Store-Operated Ca2+ Entry is a Tonic and Phasic Signal in Skeletal Muscle

Abstract

Store-operated Ca2+ entry (SOCE) is activated very rapidly in skeletal muscle upon depletion of [Ca2+]SR below an activation threshold due to a prepositioning of Orai1 and STIM1L uniformly throughout the junctional membranes (Edwards et al 2010, Cell Calcium, Darbellay et al, 2011, J Cell Biol). Its physiological role appears to be signalling, not refilling the sarcoplasmic reticulum (SR) (Launikonis et al 2010, Pflugers Arch). If this is the case then the rate, amplitude and frequency of SOCE during the release of SR Ca2+ is important. To examine SOCE kinetics during SR Ca2+ release we imaged cytoplasmic rhod-2 with fluo-5N inside t-system or SR of skinned fibres from mouse fast-twitch muscle, to measure Ca2+ release with [Ca2+]t-sys or [Ca2+]SR, respectively.
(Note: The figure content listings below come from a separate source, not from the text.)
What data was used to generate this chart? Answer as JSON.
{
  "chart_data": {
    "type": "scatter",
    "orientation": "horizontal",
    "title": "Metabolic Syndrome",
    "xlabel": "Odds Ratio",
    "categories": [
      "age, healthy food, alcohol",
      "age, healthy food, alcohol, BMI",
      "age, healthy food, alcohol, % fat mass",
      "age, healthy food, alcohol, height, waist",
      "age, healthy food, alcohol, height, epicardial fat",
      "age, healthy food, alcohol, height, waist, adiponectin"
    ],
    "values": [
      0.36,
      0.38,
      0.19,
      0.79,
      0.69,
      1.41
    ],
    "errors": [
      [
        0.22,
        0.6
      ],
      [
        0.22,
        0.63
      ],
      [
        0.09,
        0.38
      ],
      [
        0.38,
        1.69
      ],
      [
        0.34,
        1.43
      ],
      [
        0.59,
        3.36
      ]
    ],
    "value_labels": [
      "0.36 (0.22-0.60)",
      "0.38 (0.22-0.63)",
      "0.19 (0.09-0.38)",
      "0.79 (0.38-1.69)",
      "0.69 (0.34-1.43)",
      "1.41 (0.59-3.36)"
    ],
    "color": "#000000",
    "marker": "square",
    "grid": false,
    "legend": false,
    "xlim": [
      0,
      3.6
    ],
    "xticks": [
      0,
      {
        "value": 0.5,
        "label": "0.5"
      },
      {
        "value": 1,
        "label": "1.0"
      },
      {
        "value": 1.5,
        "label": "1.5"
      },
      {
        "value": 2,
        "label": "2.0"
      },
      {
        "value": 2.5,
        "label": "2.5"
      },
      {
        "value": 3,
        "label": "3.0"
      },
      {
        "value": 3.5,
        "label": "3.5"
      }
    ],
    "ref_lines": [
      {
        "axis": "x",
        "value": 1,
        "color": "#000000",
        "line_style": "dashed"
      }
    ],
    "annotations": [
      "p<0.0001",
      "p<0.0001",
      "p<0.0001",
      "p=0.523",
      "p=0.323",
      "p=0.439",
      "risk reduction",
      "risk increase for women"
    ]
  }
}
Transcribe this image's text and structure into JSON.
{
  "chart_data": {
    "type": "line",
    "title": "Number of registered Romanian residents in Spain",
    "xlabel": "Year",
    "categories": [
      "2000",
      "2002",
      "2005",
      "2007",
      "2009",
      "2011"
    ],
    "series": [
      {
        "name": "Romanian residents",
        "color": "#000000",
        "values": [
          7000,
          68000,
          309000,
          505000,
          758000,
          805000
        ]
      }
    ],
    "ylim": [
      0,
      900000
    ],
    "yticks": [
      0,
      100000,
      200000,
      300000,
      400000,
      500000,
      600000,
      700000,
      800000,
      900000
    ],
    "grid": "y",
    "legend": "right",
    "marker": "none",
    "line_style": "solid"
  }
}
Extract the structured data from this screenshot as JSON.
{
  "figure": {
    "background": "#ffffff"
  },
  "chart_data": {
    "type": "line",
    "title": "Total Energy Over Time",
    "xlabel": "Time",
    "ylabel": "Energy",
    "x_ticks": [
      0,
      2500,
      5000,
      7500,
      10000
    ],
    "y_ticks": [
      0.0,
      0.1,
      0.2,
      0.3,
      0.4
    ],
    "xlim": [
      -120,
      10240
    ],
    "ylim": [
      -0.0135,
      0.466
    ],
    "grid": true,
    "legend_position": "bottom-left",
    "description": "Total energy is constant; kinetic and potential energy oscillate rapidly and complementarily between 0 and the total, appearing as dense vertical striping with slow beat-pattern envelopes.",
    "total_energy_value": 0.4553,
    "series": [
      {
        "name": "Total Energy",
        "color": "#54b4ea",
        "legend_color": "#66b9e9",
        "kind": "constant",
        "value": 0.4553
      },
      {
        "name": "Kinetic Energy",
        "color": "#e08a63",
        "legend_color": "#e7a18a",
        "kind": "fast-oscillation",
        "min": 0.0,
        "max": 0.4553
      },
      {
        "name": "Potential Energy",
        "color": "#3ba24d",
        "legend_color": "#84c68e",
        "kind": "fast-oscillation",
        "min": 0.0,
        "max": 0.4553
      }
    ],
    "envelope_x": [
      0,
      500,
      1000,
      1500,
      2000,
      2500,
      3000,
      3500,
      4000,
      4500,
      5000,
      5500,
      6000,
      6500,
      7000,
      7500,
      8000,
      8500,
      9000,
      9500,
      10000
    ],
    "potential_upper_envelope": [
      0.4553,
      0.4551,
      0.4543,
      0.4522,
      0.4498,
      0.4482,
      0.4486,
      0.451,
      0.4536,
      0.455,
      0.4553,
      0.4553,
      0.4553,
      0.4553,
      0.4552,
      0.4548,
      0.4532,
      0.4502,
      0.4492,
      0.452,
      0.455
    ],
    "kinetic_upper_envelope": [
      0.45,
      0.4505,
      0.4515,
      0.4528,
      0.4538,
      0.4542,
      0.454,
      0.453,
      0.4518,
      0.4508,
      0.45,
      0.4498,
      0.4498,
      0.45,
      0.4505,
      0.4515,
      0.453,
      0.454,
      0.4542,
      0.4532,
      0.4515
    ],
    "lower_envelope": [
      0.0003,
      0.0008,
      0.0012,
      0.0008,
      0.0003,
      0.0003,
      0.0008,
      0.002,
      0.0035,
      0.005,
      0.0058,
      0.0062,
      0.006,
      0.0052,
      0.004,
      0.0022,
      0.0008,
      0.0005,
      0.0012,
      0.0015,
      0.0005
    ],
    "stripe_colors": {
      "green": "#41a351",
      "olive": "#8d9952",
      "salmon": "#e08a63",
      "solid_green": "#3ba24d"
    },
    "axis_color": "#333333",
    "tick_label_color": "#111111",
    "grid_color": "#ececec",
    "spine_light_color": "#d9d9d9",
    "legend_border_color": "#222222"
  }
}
Ca2+ release was induced by lowering [Mg2+]cyto, causing a slow Ca2+ release. Step changes in -d[Ca2+]SR/dt and -d[Ca2+]SR/dt during cell-wide Ca2+ transients and waves were observed. Imaging of SR fluo-5N indicated three states of SR Ca2+-buffering, dropping in a stepwise manner because the SR Ca2+-buffer calsequestrin (CSQ) reduces its aggregation state and affinity for Ca2+ with the progressively lowered total SR calcium, allowing [Ca2+]SR to change more freely with each step (Launikonis et al 2006, PNAS). SOCE was active in the phases of reduced CSQ aggregation. SOCE was active in the two latter phases and its rate was always proportional to -d[Ca2+]SR/dt. There was a tonic response during the cell-wide transient, then a fast, phasic SOCE response during repetitive Ca2+ waves. Phasic SOCE signal amplitude could vary by a factor of 10 but was always proportional to depletion of [Ca2+]SR. Our results show that the kinetics of SOCE signals are tightly regulated by [Ca2+]SR and we predict that these signals can be decoded by the muscle for gene expression.